Le sommeil réparateur de la méduse

par | 2 février 2026

Quand la méduse Cassiopea andromeda dort, son ombrelle pulse moins vite. © Amir Harduf et Raphaël Aguillon

Une étude menée par des chercheurs de l’Université israélienne Bar-Ilan a montré que le sommeil, chez les animaux avec un système nerveux très simple comme les méduses, joue le même rôle que chez les humains : il permet de réparer les neurones abîmés pendant la journée.

Tous les animaux dotés d’un système nerveux dorment, des cnidaires (comme les méduses) aux mammifères, en passant par les insectes. Pour tous ces organismes, le sommeil est même vital : quand on dort, on recharge ses batteries et surtout on répare ses cellules surstimulées pendant la journée. Mais dormir va de pair avec une contrainte de taille : une fois assoupi, on a toutes les chances de se faire manger par un prédateur.

Il faut donc que le jeu en vaille la chandelle ! Est-ce bien le cas pour des organismes invertébrés avec des systèmes nerveux simples, sans cerveau ? On sait que ces animaux dorment aussi, mais dorment-ils comme nous ? Et surtout, le font-ils pour les mêmes raisons ? C’est ce que les scientifiques Raphaël Aguillon et Amir Harduf de l’Université Bar-Ilan en Israël ont cherché à mettre en évidence. Pour cela, les chercheurs et leur équipe ont analysé en laboratoire le sommeil de deux cnidaires : la méduse Cassiopea andromeda et l’anémone de mer Nematostella vectensis.

Les cnidaires dorment à peu près comme nous

En soumettant les méduses à des jeux de lumière reproduisant le jour et la nuit, les scientifiques ont pu voir que l’ombrelle des créatures pulsait moins vite la nuit, signe d’une baisse d’activité et donc d’un temps de repos. Ils ont même pu montrer que les méduses font une sieste à midi.

Le même type d’expérience mené sur des anémones a révélé qu’elles sont plutôt actives au crépuscule.

Autre différence entre les deux organismes marins : le sommeil des méduses est particulièrement sensible à la lumière alors que les anémones suivent plutôt un rythme circadien, c’est-à-dire leur horloge interne, comme les humains.

Enfin, comme les humains aussi, les deux espèces passent environ un tiers de leur temps à dormir.

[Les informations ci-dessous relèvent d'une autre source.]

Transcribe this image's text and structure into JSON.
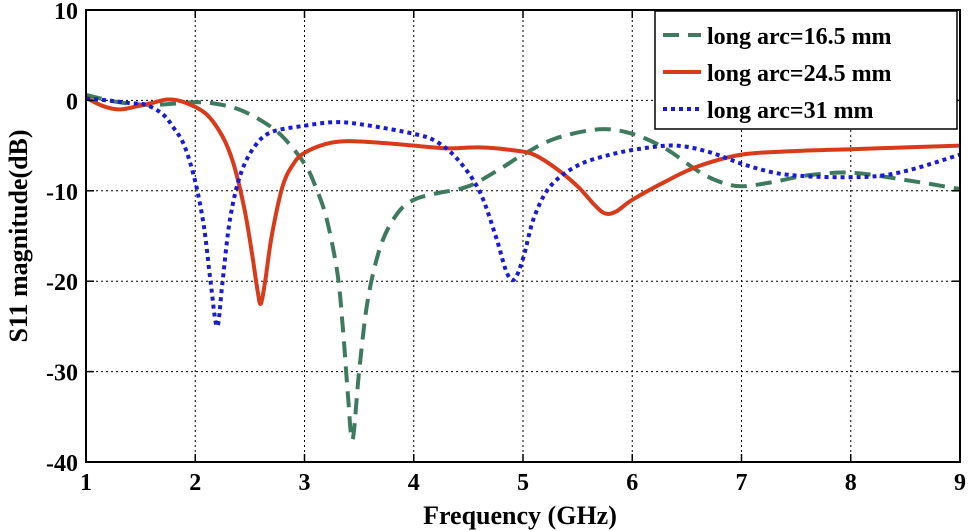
{
  "chart_data": {
    "type": "line",
    "title": "",
    "xlabel": "Frequency (GHz)",
    "ylabel": "S11 magnitude(dB)",
    "xlim": [
      1,
      9
    ],
    "ylim": [
      -40,
      10
    ],
    "xticks": [
      1,
      2,
      3,
      4,
      5,
      6,
      7,
      8,
      9
    ],
    "yticks": [
      10,
      0,
      -10,
      -20,
      -30,
      -40
    ],
    "grid": true,
    "legend_position": "top-right",
    "series": [
      {
        "name": "long arc=16.5 mm",
        "color": "#3d7a5e",
        "style": "dashed",
        "points": [
          [
            1.0,
            0.6
          ],
          [
            1.3,
            -0.2
          ],
          [
            1.6,
            -0.5
          ],
          [
            2.0,
            -0.2
          ],
          [
            2.2,
            -0.4
          ],
          [
            2.4,
            -1.0
          ],
          [
            2.6,
            -2.2
          ],
          [
            2.8,
            -4.0
          ],
          [
            3.0,
            -7.0
          ],
          [
            3.1,
            -9.5
          ],
          [
            3.2,
            -13.0
          ],
          [
            3.3,
            -19.0
          ],
          [
            3.35,
            -25.0
          ],
          [
            3.4,
            -33.0
          ],
          [
            3.44,
            -37.5
          ],
          [
            3.5,
            -30.0
          ],
          [
            3.58,
            -22.0
          ],
          [
            3.7,
            -16.0
          ],
          [
            3.85,
            -12.5
          ],
          [
            4.0,
            -11.0
          ],
          [
            4.2,
            -10.3
          ],
          [
            4.5,
            -9.5
          ],
          [
            4.8,
            -7.5
          ],
          [
            5.0,
            -6.0
          ],
          [
            5.3,
            -4.2
          ],
          [
            5.7,
            -3.2
          ],
          [
            6.0,
            -3.7
          ],
          [
            6.3,
            -5.3
          ],
          [
            6.6,
            -7.8
          ],
          [
            6.8,
            -9.0
          ],
          [
            7.0,
            -9.5
          ],
          [
            7.3,
            -9.0
          ],
          [
            7.6,
            -8.3
          ],
          [
            8.0,
            -8.0
          ],
          [
            8.5,
            -8.8
          ],
          [
            9.0,
            -9.8
          ]
        ]
      },
      {
        "name": "long arc=24.5 mm",
        "color": "#d93a1a",
        "style": "solid",
        "points": [
          [
            1.0,
            0.3
          ],
          [
            1.15,
            -0.6
          ],
          [
            1.3,
            -1.0
          ],
          [
            1.45,
            -0.7
          ],
          [
            1.6,
            -0.3
          ],
          [
            1.75,
            0.1
          ],
          [
            1.9,
            -0.2
          ],
          [
            2.1,
            -1.5
          ],
          [
            2.25,
            -4.0
          ],
          [
            2.35,
            -7.0
          ],
          [
            2.45,
            -12.0
          ],
          [
            2.52,
            -17.0
          ],
          [
            2.57,
            -21.0
          ],
          [
            2.6,
            -22.5
          ],
          [
            2.64,
            -20.0
          ],
          [
            2.7,
            -15.0
          ],
          [
            2.8,
            -9.5
          ],
          [
            2.9,
            -7.0
          ],
          [
            3.0,
            -5.8
          ],
          [
            3.2,
            -4.8
          ],
          [
            3.4,
            -4.5
          ],
          [
            3.7,
            -4.7
          ],
          [
            4.0,
            -5.0
          ],
          [
            4.3,
            -5.3
          ],
          [
            4.6,
            -5.2
          ],
          [
            4.9,
            -5.5
          ],
          [
            5.1,
            -6.0
          ],
          [
            5.3,
            -7.5
          ],
          [
            5.5,
            -9.5
          ],
          [
            5.65,
            -11.5
          ],
          [
            5.75,
            -12.5
          ],
          [
            5.85,
            -12.3
          ],
          [
            6.0,
            -11.0
          ],
          [
            6.3,
            -9.0
          ],
          [
            6.6,
            -7.3
          ],
          [
            7.0,
            -6.0
          ],
          [
            7.5,
            -5.6
          ],
          [
            8.0,
            -5.4
          ],
          [
            8.5,
            -5.2
          ],
          [
            9.0,
            -5.0
          ]
        ]
      },
      {
        "name": "long arc=31 mm",
        "color": "#1a1ad9",
        "style": "dotted",
        "points": [
          [
            1.0,
            0.2
          ],
          [
            1.2,
            0.0
          ],
          [
            1.4,
            -0.3
          ],
          [
            1.55,
            -0.5
          ],
          [
            1.7,
            -1.5
          ],
          [
            1.8,
            -3.0
          ],
          [
            1.9,
            -5.0
          ],
          [
            2.0,
            -9.0
          ],
          [
            2.08,
            -14.0
          ],
          [
            2.14,
            -20.0
          ],
          [
            2.2,
            -25.0
          ],
          [
            2.25,
            -20.0
          ],
          [
            2.32,
            -13.0
          ],
          [
            2.42,
            -8.0
          ],
          [
            2.55,
            -5.0
          ],
          [
            2.7,
            -3.5
          ],
          [
            3.0,
            -2.8
          ],
          [
            3.3,
            -2.4
          ],
          [
            3.6,
            -2.8
          ],
          [
            4.0,
            -3.7
          ],
          [
            4.2,
            -4.5
          ],
          [
            4.4,
            -6.5
          ],
          [
            4.6,
            -10.0
          ],
          [
            4.75,
            -15.0
          ],
          [
            4.85,
            -19.0
          ],
          [
            4.92,
            -19.8
          ],
          [
            5.0,
            -17.5
          ],
          [
            5.1,
            -13.0
          ],
          [
            5.25,
            -9.5
          ],
          [
            5.5,
            -7.2
          ],
          [
            5.8,
            -6.0
          ],
          [
            6.1,
            -5.3
          ],
          [
            6.4,
            -5.0
          ],
          [
            6.7,
            -5.7
          ],
          [
            7.0,
            -7.0
          ],
          [
            7.3,
            -8.0
          ],
          [
            7.6,
            -8.4
          ],
          [
            8.0,
            -8.5
          ],
          [
            8.3,
            -8.3
          ],
          [
            8.6,
            -7.5
          ],
          [
            9.0,
            -6.0
          ]
        ]
      }
    ]
  }
}
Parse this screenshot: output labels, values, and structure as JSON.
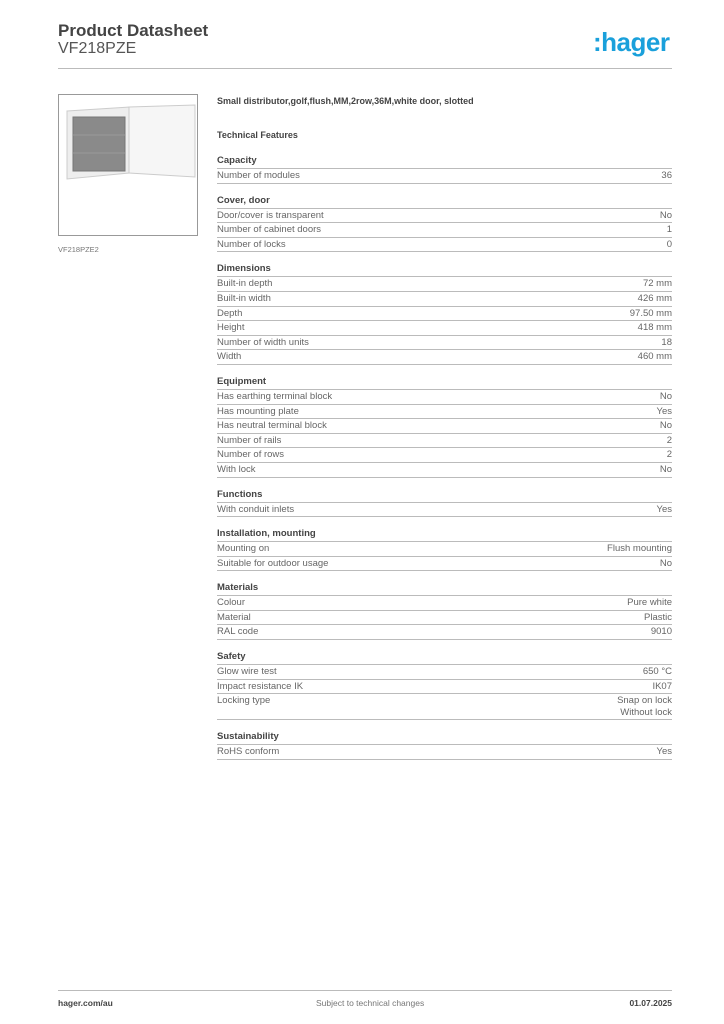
{
  "header": {
    "title": "Product Datasheet",
    "subtitle": "VF218PZE",
    "logo": ":hager",
    "brand_color": "#1aa0db"
  },
  "image": {
    "caption": "VF218PZE2"
  },
  "description": "Small distributor,golf,flush,MM,2row,36M,white door, slotted",
  "features_title": "Technical Features",
  "sections": [
    {
      "title": "Capacity",
      "rows": [
        [
          "Number of modules",
          "36"
        ]
      ]
    },
    {
      "title": "Cover, door",
      "rows": [
        [
          "Door/cover is transparent",
          "No"
        ],
        [
          "Number of cabinet doors",
          "1"
        ],
        [
          "Number of locks",
          "0"
        ]
      ]
    },
    {
      "title": "Dimensions",
      "rows": [
        [
          "Built-in depth",
          "72 mm"
        ],
        [
          "Built-in width",
          "426 mm"
        ],
        [
          "Depth",
          "97.50 mm"
        ],
        [
          "Height",
          "418 mm"
        ],
        [
          "Number of width units",
          "18"
        ],
        [
          "Width",
          "460 mm"
        ]
      ]
    },
    {
      "title": "Equipment",
      "rows": [
        [
          "Has earthing terminal block",
          "No"
        ],
        [
          "Has mounting plate",
          "Yes"
        ],
        [
          "Has neutral terminal block",
          "No"
        ],
        [
          "Number of rails",
          "2"
        ],
        [
          "Number of rows",
          "2"
        ],
        [
          "With lock",
          "No"
        ]
      ]
    },
    {
      "title": "Functions",
      "rows": [
        [
          "With conduit inlets",
          "Yes"
        ]
      ]
    },
    {
      "title": "Installation, mounting",
      "rows": [
        [
          "Mounting on",
          "Flush mounting"
        ],
        [
          "Suitable for outdoor usage",
          "No"
        ]
      ]
    },
    {
      "title": "Materials",
      "rows": [
        [
          "Colour",
          "Pure white"
        ],
        [
          "Material",
          "Plastic"
        ],
        [
          "RAL code",
          "9010"
        ]
      ]
    },
    {
      "title": "Safety",
      "rows": [
        [
          "Glow wire test",
          "650 °C"
        ],
        [
          "Impact resistance IK",
          "IK07"
        ],
        [
          "Locking type",
          "Snap on lock\nWithout lock"
        ]
      ]
    },
    {
      "title": "Sustainability",
      "rows": [
        [
          "RoHS conform",
          "Yes"
        ]
      ]
    }
  ],
  "footer": {
    "left": "hager.com/au",
    "middle": "Subject to technical changes",
    "right": "01.07.2025"
  }
}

Chez les cnidaires aussi, le sommeil permet l’entretien des cellules

La méduse à l’envers Cassiopea andromeda se déplace avec l’ombrelle côté sol et les tentacules vers le haut.

La méduse à l’envers Cassiopea andromeda se déplace avec l’ombrelle côté sol et les tentacules vers le haut. © Raimond Spekking / CC BY-SA 4.0 (via Wikimedia Commons), CC BY-SA 4.0, https://commons.wikimedia.org/w/index.php?curid=3436713

Chez les mouches, les souris et les humains notamment, des recherches ont prouvé que le sommeil permet de réparer l’ADN abîmé pendant la phase d’éveil, phase durant laquelle les neurones sont très actifs et « s’usent. ». Est-ce le cas aussi pour les organismes gélatineux et sans cerveau que sont les cnidaires ?

Les chercheurs de l’Université Bar-Ilan ont exposé les méduses et les anémones, à différentes techniques visant à endommager l’ADN (rayons ultraviolets, chimiothérapie).  Résultat ? Les deux animaux aquatiques ont dormi plus longtemps que d’habitude… pour réparer l’ADN de leurs cellules. L’hypothèse émise par l’équipe de chercheurs semble donc bien confirmée ! Les organismes avec des systèmes nerveux simples dorment pour les mêmes raisons que les animaux avec un cerveau : pour assurer la maintenance de leurs neurones.

Ce drôle de comportement qu’est le sommeil serait donc probablement apparu dans le règne animal avec les premiers neurones, avant même l’évolution du cerveau.